All the while, Hazelle pours over the pages filled with designs first traced in loose pencil strokes, then in meticulous lines of ink. Her stylist prescribed Katniss an understated style, perhaps even inspired by that of her home district, with pressed trousers and braces over handsome buttoned shirts, and dresses made of luxurious fabrics with simple accents that give the illusion of being homespun. There's not a speck of coal dust, and the colors are richer than anything Twelve has seen apart from an escort's outfit on reaping day.

Hazelle surprises herself, finding these mock designs lovely and timeless. She wishes to see her district wear them for real someday.

She especially wants Posy to dance in a dress that looks like home yet feels fresh and unique, and for her boys to feel grown-up and special in new braces and shirts.
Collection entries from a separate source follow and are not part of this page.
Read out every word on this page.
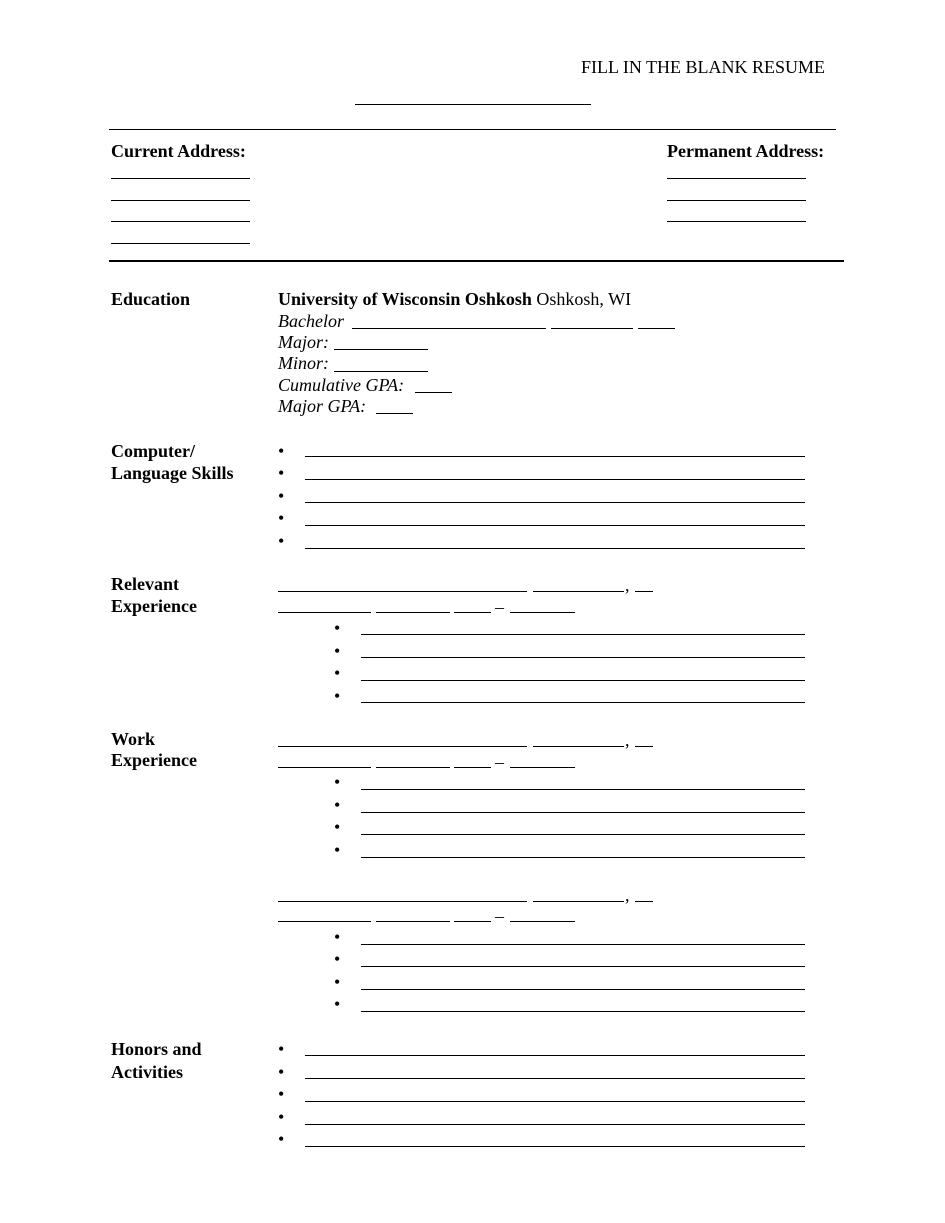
FILL IN THE BLANK RESUME
Current Address:	Permanent Address:
Education	University of Wisconsin Oshkosh Oshkosh, WI
Bachelor
Major:
Minor:
Cumulative GPA:
Major GPA:
Computer/
Language Skills
•
•
•
•
•
Relevant
Experience
,
–
•
•
•
•
Work
Experience
,
–
•
•
•
•
,
–
•
•
•
•
Honors and
Activities
•
•
•
•
•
Hazelle hasn't worn a nice dress since her toasting. She sold her few ribbons and hats in favor of food and oil and supplies over the years. She thinks of how she has nothing to pass onto her daughter.

She just might have to make dresses like Katniss.

"Did your stylist leave directions for these?" asks Hazelle over her shoulder.

Katniss cants her head in thought, scanning inside the storage closet. "There are templates in here somewhere." She rummages through boxes. "You know, I think you would've gotten along with Cinna."

"I think I would have, too," Hazelle agrees amidst a thrilling lightness within her that feels like falling.